Nasze drugie wyjście na szlaki w ramach akcji „Sprzątamy Beskid Mały” rozpoczęliśmy z miejscowości Porąbka. Na miejsce zbiórki przy GOK-u w Porąbce niestety nie stawił się nikt z mieszkańców, więc nasza pięcioosobowa grupa członków bielskiego oddziału Polskiego Towarzystwa Tatrzańskiego w osobach: Agnieszka Kliś, Barbara Kania, Bogna Stawiarska, Wojciech Ślusarczyk i Tomasz Węgrzyn, przystąpiła do działania w kierunku szczytu Żar (761m n.p.m.) od zapory wodnej w tej miejscowości. Zaraz przed zaporą ujrzeliśmy pierwszy smutny widok, który z pewnością odstrasza przed kąpielą przyjezdnych jak i mieszkańców – ogromne ilości śmieci utrzymujące się na powierzchni wody spływające z jeziora międzybrodzkiego.

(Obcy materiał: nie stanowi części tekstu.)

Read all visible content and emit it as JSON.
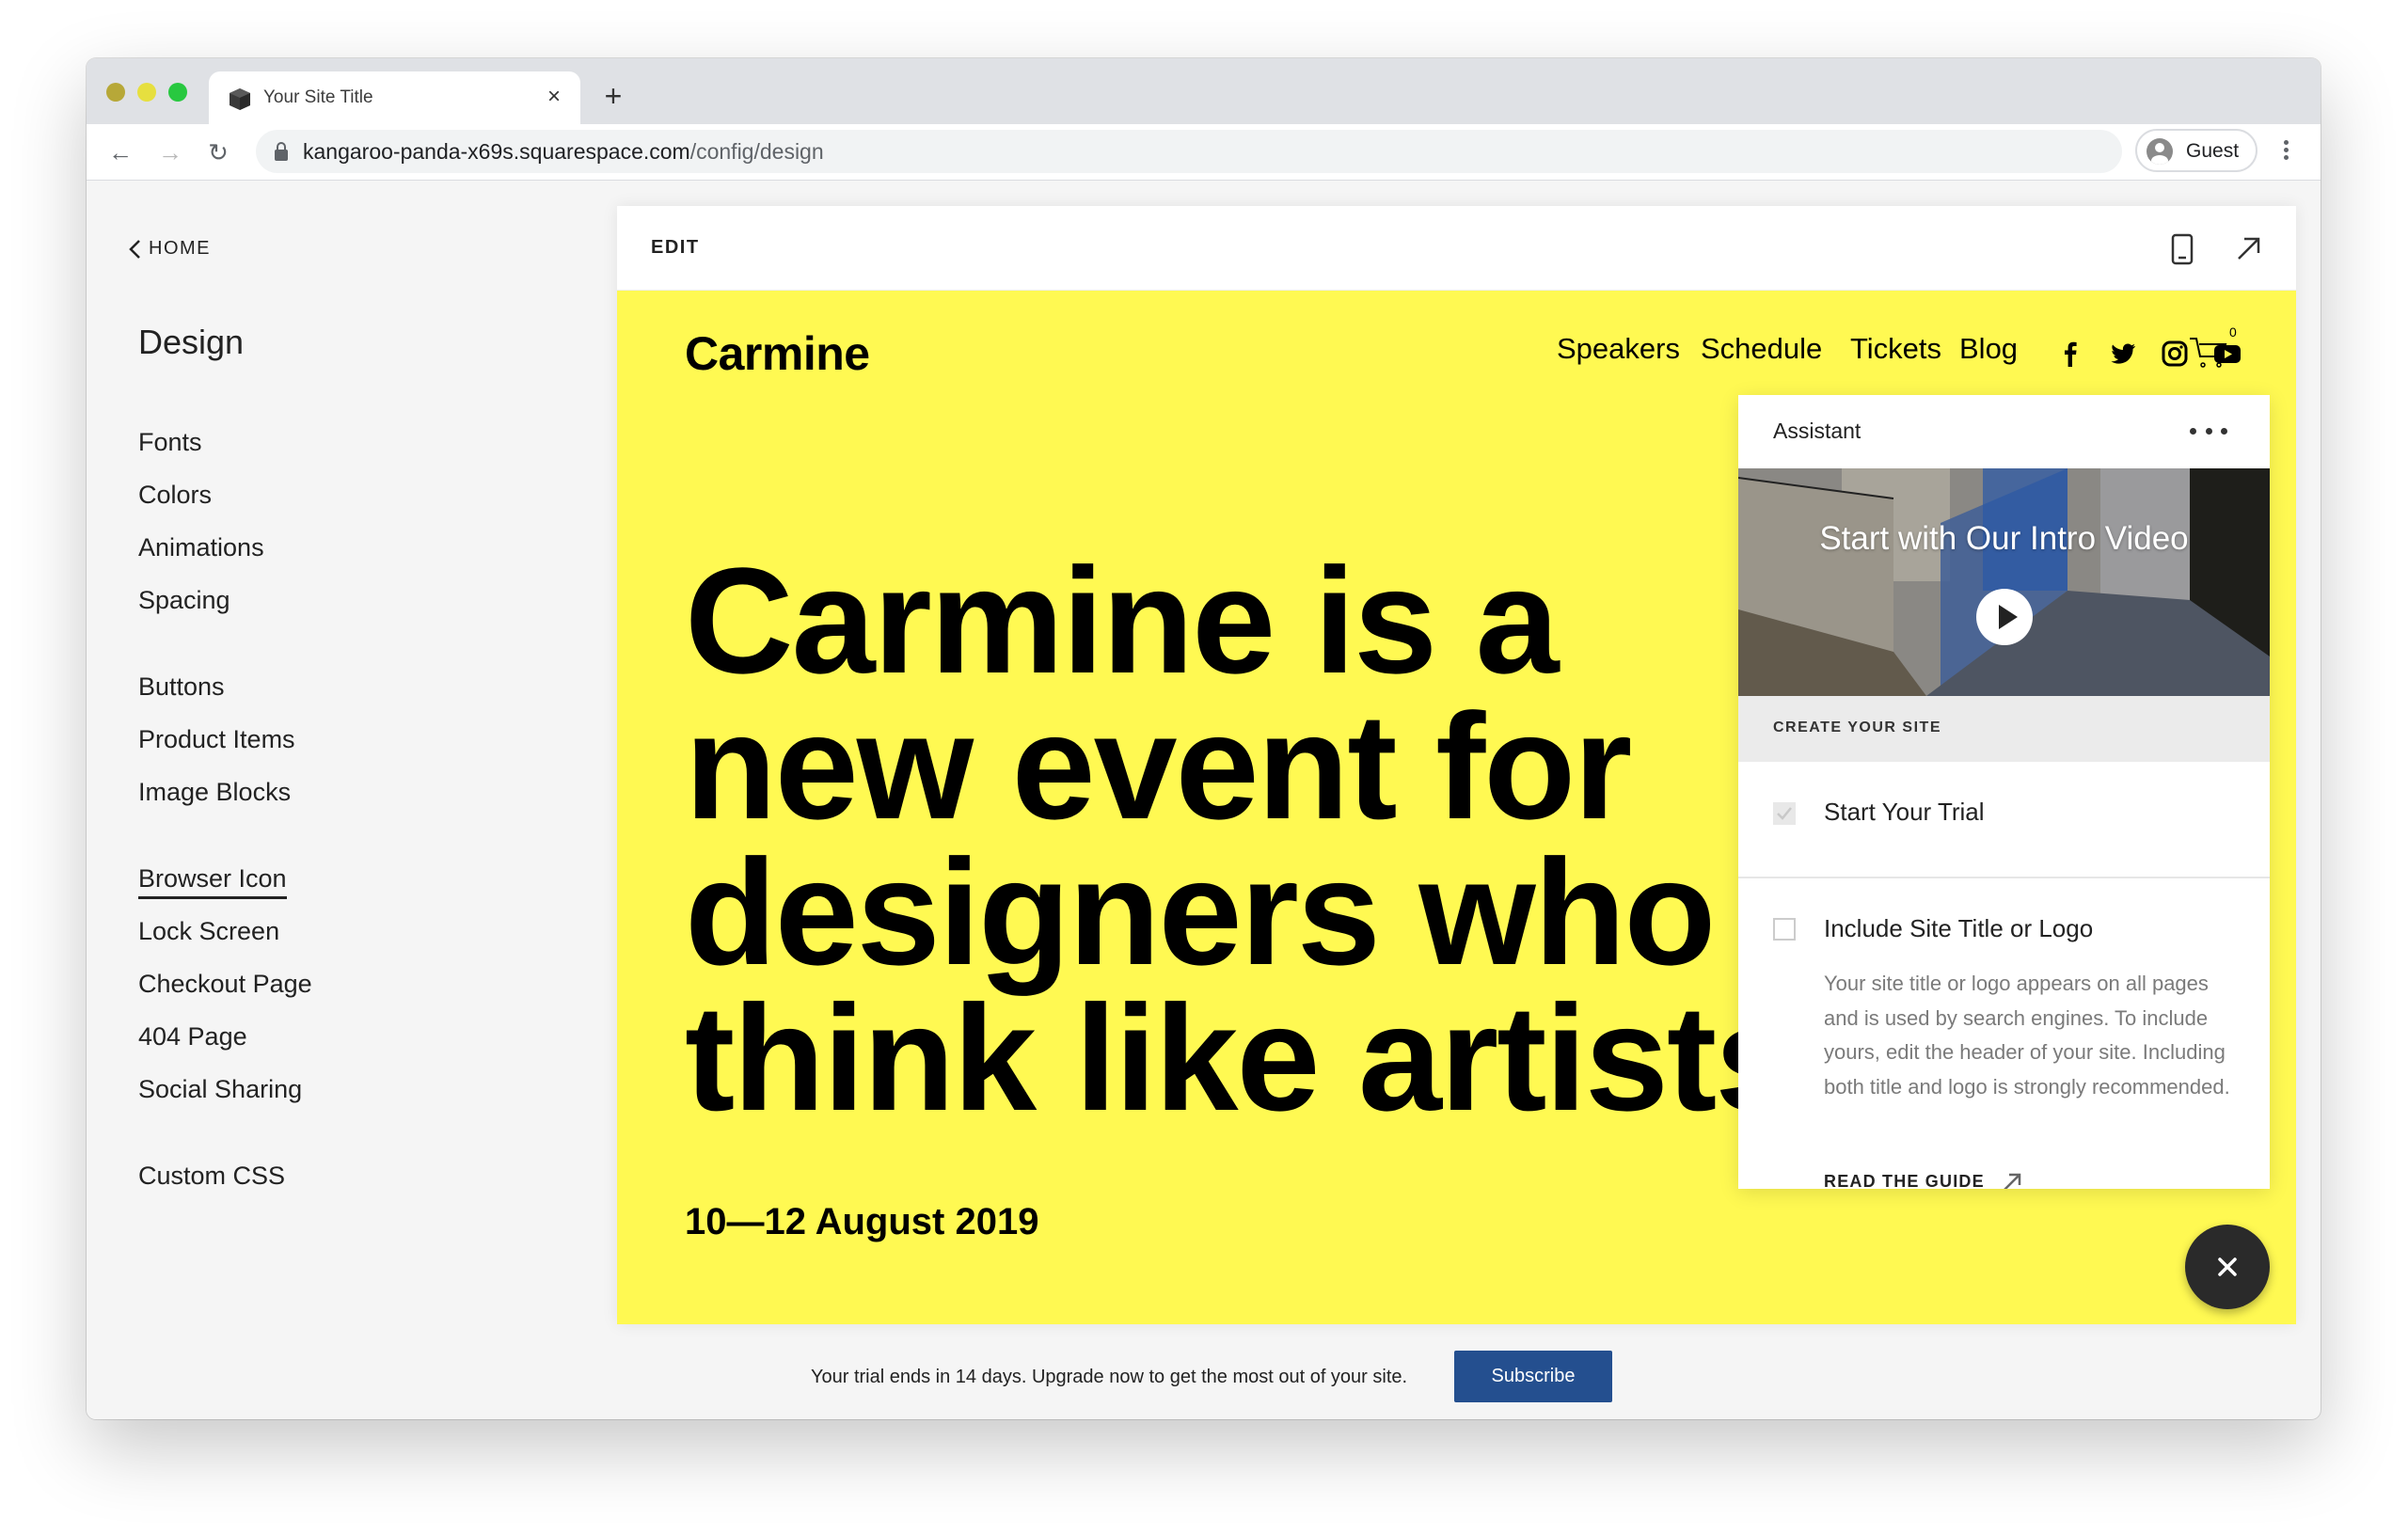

Po przejściu ok. 100 metrów czerwonego górskiego szlaku z przysiółka Łazki mieliśmy już pełny worek 60 litrowy. Kolejne dwa zapełniliśmy dochodząc do górnej stacji kolejki linowej na szczycie Żar, skąd Kierownictwo Polskich Kolei Linowych zgodziło się zabezpieczyć zebrane odpady. Po krótkim odpoczynku ruszyliśmy w dalszą drogę w stronę Przełęczy Kocierskiej przez Kiczerę, Kocierz i Beskid. Po usprzątnięciu rejonu zbiornika wodnego na tym szczycie postanowiliśmy kolejny odpoczynek zrobić jeszcze na sąsiedniej górze Kiczera (831m n.p.m.) gdzie rozciągają się piękne widoki na pasmo Hrobaczej Łąki i Magurki Wilkowickiej. Upał, mała liczba uczestników i wielkie ilości różnych śmieci nie ułatwiały nam w pokonywaniu kolejnych górskich kilometrów. A znaleziona na szlaku gaśnica samochodowa zastanawiała nas co jeszcze ciekawego znajdziemy na naszej trasie.

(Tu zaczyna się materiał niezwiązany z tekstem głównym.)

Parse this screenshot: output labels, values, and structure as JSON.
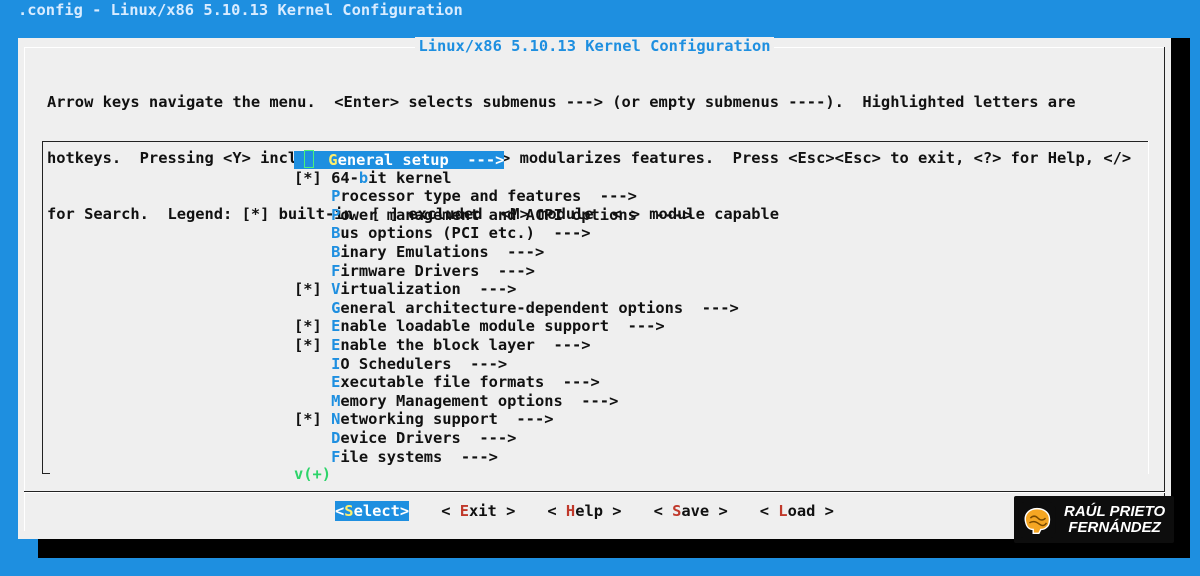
{
  "window": {
    "title": ".config - Linux/x86 5.10.13 Kernel Configuration"
  },
  "dialog": {
    "title": "Linux/x86 5.10.13 Kernel Configuration",
    "help_lines": [
      "Arrow keys navigate the menu.  <Enter> selects submenus ---> (or empty submenus ----).  Highlighted letters are",
      "hotkeys.  Pressing <Y> includes, <N> excludes, <M> modularizes features.  Press <Esc><Esc> to exit, <?> for Help, </>",
      "for Search.  Legend: [*] built-in  [ ] excluded  <M> module  < > module capable"
    ]
  },
  "menu": {
    "items": [
      {
        "prefix": "",
        "hotkey": "G",
        "rest": "eneral setup  --->",
        "selected": true
      },
      {
        "prefix": "[*] ",
        "pre": "64-",
        "hotkey": "b",
        "rest": "it kernel"
      },
      {
        "prefix": "    ",
        "hotkey": "P",
        "rest": "rocessor type and features  --->"
      },
      {
        "prefix": "    ",
        "hotkey": "P",
        "rest": "ower management and ACPI options  --->"
      },
      {
        "prefix": "    ",
        "hotkey": "B",
        "rest": "us options (PCI etc.)  --->"
      },
      {
        "prefix": "    ",
        "hotkey": "B",
        "rest": "inary Emulations  --->"
      },
      {
        "prefix": "    ",
        "hotkey": "F",
        "rest": "irmware Drivers  --->"
      },
      {
        "prefix": "[*] ",
        "hotkey": "V",
        "rest": "irtualization  --->"
      },
      {
        "prefix": "    ",
        "hotkey": "G",
        "rest": "eneral architecture-dependent options  --->"
      },
      {
        "prefix": "[*] ",
        "hotkey": "E",
        "rest": "nable loadable module support  --->"
      },
      {
        "prefix": "[*] ",
        "hotkey": "E",
        "rest": "nable the block layer  --->"
      },
      {
        "prefix": "    ",
        "hotkey": "I",
        "rest": "O Schedulers  --->"
      },
      {
        "prefix": "    ",
        "hotkey": "E",
        "rest": "xecutable file formats  --->"
      },
      {
        "prefix": "    ",
        "hotkey": "M",
        "rest": "emory Management options  --->"
      },
      {
        "prefix": "[*] ",
        "hotkey": "N",
        "rest": "etworking support  --->"
      },
      {
        "prefix": "    ",
        "hotkey": "D",
        "rest": "evice Drivers  --->"
      },
      {
        "prefix": "    ",
        "hotkey": "F",
        "rest": "ile systems  --->"
      }
    ],
    "more_indicator": "v(+)"
  },
  "buttons": [
    {
      "open": "<",
      "hotkey": "S",
      "rest": "elect",
      "close": ">",
      "active": true
    },
    {
      "open": "< ",
      "hotkey": "E",
      "rest": "xit",
      "close": " >"
    },
    {
      "open": "< ",
      "hotkey": "H",
      "rest": "elp",
      "close": " >"
    },
    {
      "open": "< ",
      "hotkey": "S",
      "rest": "ave",
      "close": " >"
    },
    {
      "open": "< ",
      "hotkey": "L",
      "rest": "oad",
      "close": " >"
    }
  ],
  "watermark": {
    "line1": "RAÚL PRIETO",
    "line2": "FERNÁNDEZ"
  },
  "colors": {
    "background": "#1e8fe0",
    "dialog": "#efefef",
    "hotkey": "#1e8fe0",
    "button_hotkey": "#c0392b",
    "more": "#2dd46a"
  }
}
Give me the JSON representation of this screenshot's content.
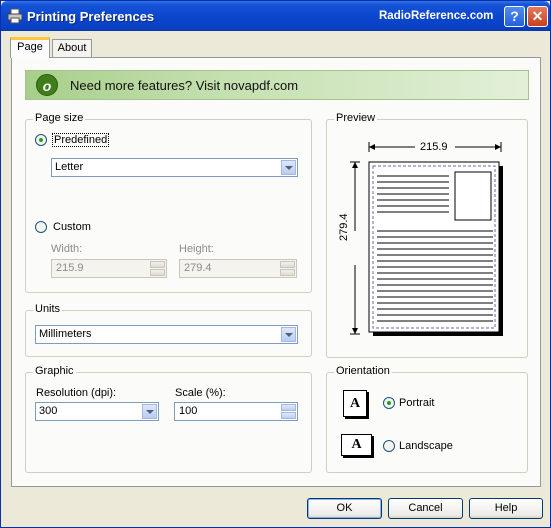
{
  "titlebar": {
    "title": "Printing Preferences",
    "site": "RadioReference.com",
    "help_icon": "?",
    "close_icon": "✕"
  },
  "tabs": [
    {
      "label": "Page",
      "active": true
    },
    {
      "label": "About",
      "active": false
    }
  ],
  "banner": {
    "text": "Need more features? Visit novapdf.com",
    "logo_letter": "o"
  },
  "page_size": {
    "group_label": "Page size",
    "predefined_label": "Predefined",
    "predefined_selected": true,
    "paper_value": "Letter",
    "custom_label": "Custom",
    "width_label": "Width:",
    "width_value": "215.9",
    "height_label": "Height:",
    "height_value": "279.4"
  },
  "units": {
    "group_label": "Units",
    "value": "Millimeters"
  },
  "graphic": {
    "group_label": "Graphic",
    "resolution_label": "Resolution (dpi):",
    "resolution_value": "300",
    "scale_label": "Scale (%):",
    "scale_value": "100"
  },
  "preview": {
    "group_label": "Preview",
    "width_dim": "215.9",
    "height_dim": "279.4"
  },
  "orientation": {
    "group_label": "Orientation",
    "portrait_label": "Portrait",
    "portrait_selected": true,
    "landscape_label": "Landscape",
    "icon_letter": "A"
  },
  "buttons": {
    "ok": "OK",
    "cancel": "Cancel",
    "help": "Help"
  }
}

Marsz na Przełęcz Kocierską zajął nam około 3 godzin taszcząc ze sobą worki z odpadami. I tu kolejna miła niespodzianka. Kierownictwo Hotelu na przełęczy przejęło od nas worki, które z metra na metr były coraz cięższe przez nasze zmęczenie.
Po kolejnym odpoczynku kontynuowaliśmy trasę już lżejszym szlakiem w kierunku Przełęczy Targanickiej, gdzie zakończyliśmy naszą dzisiejszą trasę z powodu zmęczenia i zbliżającej się burzy.
Serdecznie dziękujemy Kierownictwu Polskich Kolei Linowych na górze Żar, Kierownictwu Hotelu na Przełęczy Kocierskiej i Gminie Porąbka, którzy pomogli w zabezpieczeniu zabranych odpadów, oraz uczestnikom za szczytny udział w tej akcji, a także pewnemu małżeństwu z Tychów, którzy pomogli nam w transporcie do centrum Porąbki, gdzie pozostawiliśmy swój samochód.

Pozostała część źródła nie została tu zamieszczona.